Wajdi è una persona fuori dall'ordinario. Ricordo i suoi occhi, mentre mi diceva: "ad un certo punto non puoi più scegliere, se non te ne vai, resti e combatti. Io ho deciso di restare, solo che ho scelto un modo diverso di combattere". Wajdi ha reagito alla violenza subita diventando un volontario della Red Crescent per soccorrere i feriti o le famiglie sequestrate in casa propria, costrette a stare per giorni in una sola stanza senza né cibo né acqua. Racconta di essere stato colpito soprattutto dalle reazioni dei bambini di fronte alla violenza. Per questo si è laureato in marketing (fund raising) e ha creato Human Supporters, un centro che si occupa dei ragazzi della città vecchi di Nablus, partendo dall'assistenza psicologica per la gestione degli eventi post traumatici fino all'istruzione, l'organizzazione del tempo libero e l'inserimento nel mondo del lavoro. Un'oasi nel deserto.

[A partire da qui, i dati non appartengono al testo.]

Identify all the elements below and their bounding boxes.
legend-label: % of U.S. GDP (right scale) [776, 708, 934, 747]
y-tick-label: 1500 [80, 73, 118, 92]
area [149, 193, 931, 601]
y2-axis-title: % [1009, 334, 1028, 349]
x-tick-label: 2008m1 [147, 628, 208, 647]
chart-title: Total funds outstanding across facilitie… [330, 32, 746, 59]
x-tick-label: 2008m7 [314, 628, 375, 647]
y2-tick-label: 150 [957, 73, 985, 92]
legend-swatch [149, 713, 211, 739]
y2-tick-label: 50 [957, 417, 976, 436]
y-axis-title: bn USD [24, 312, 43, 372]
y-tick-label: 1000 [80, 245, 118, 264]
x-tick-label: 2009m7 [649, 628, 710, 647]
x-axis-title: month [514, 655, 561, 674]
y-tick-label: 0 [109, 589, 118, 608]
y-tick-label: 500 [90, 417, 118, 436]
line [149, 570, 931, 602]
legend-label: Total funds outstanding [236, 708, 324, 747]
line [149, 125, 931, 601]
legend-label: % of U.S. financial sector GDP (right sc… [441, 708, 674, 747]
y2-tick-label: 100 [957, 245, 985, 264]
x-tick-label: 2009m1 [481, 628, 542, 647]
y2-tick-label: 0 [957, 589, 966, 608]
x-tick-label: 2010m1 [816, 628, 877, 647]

Il suo sorriso e la sua voglia di fronteggiare l'occupazione è trascinante. Grazie a lui ho avuto accesso a tante storie di Nablus. Come quella di Hamza S.A. Al-Tqtouq.

Hamza oggi ha 27 anni ed è il secondo figlio di una famiglia palestinese numerosa (maddai?). Suo padre è un commerciante di DVD, rasoi, musicassette, cartoleria e tutto quello che ha un involucro di plastica trasparente. Questo "buco" nel suk è pieno di foto di Hamza, perché è in galera da 7 anni. Appena ventenne è stato accusato di fiancheggiamento delle Brigate dei Martiri di Al Aqsa. Da allora nessuno l'ha più visto. È in carcere in Israele e nessuno della sua famiglia o dei suoi amici ha il visto per andarlo a trovare. Ha ricevuto una condanna di 247 anni, eclatante, esemplare, per dare l'esempio.

Il padre mi parla dritto negli occhi, in arabo. Wajdi mi traduce le sue parole, ma io non riesco a spostare lo sguardo.
"Tutto il mondo sa chi è Gilad Shalit e s'indigna e si adopera perché Hamas garantisca che venga trattato come le convenzioni interazionali stabiliscono. Ma cosa sa il mondo dei 7.000 prigionieri politici palestinesi detenuti nelle carceri israeliane. Cosa sa il mondo di mio figlio, che è stato condannato a 247 anni? Io so che non lo rivedrò mai più e devo convivere con questo dolore. Ogni giorno".
Lo guardo negli occhi. Non ci sono lacrime, non c'è rabbia: c'è una forma di impotenza. Sono grandi e sconfitti.
In quel momento arriva il primo figlio, il fratello di Hamza, che ha perso una mano durante un assalto dei militari.

Per strada vediamo questo manifesto.

È strano. Si distingue dagli altri per la posa e sembra un nostro cantante degli anni sessanta. Wajdi ci spiega tutto: due settimane fa grazie ad un accordo tra il PFLP e i militari israeliani, dopo 35 anni la madre ha potuto riavere i resti di Hafez Muhammad Hussein Abu Zant, morto in un agguato il 18 maggio 1976. Wajdi ci propone di incontrare questa famiglia, perché a loro avrebbe fatto piacere raccontare la storia del figlio a degli internazionali, in modo che venga ri-raccontata.

Eccoci qua. Io, Simone, Stefano, Laura e Mariella in casa di questa famiglia.
Ci accolgono nel salone di rappresentanza. Ci servono il thè.
Cosa si può chiedere a queste persone? Cosa possiamo dire? Cade il gelo, una lampo che si apre sulla schiena.
La madre, con uno sguardo assente, inizia a raccontare la vicenda del figlio. Noi prendiamo appunti e riusciamo a spiccicare qualche sorriso e alcune parole di circostanza. Proprio quelle parole che ho sempre odiato e che allora mi sono sembrate parole senza alcuna importanza ma così piene di importanza.

Anche questa storia è molto lunga e drammatica. Oggi ho scritto troppo.
Se volete approfondire questa vicenda o se volete sapere cosa sono i cimiteri dei numeri potete leggere quello che ha pubblicato Simone Ogno.

2 comments on ‘Day 15 – Nablus’

  1. il decu says:

    Ci vorrà un po', per mancanza di tempo. Ma leggerò tutto.

  2. La domanda è una sola: ma perché Hamza S.A. Al-Tqtouq è il Diego Pierini mediorientale?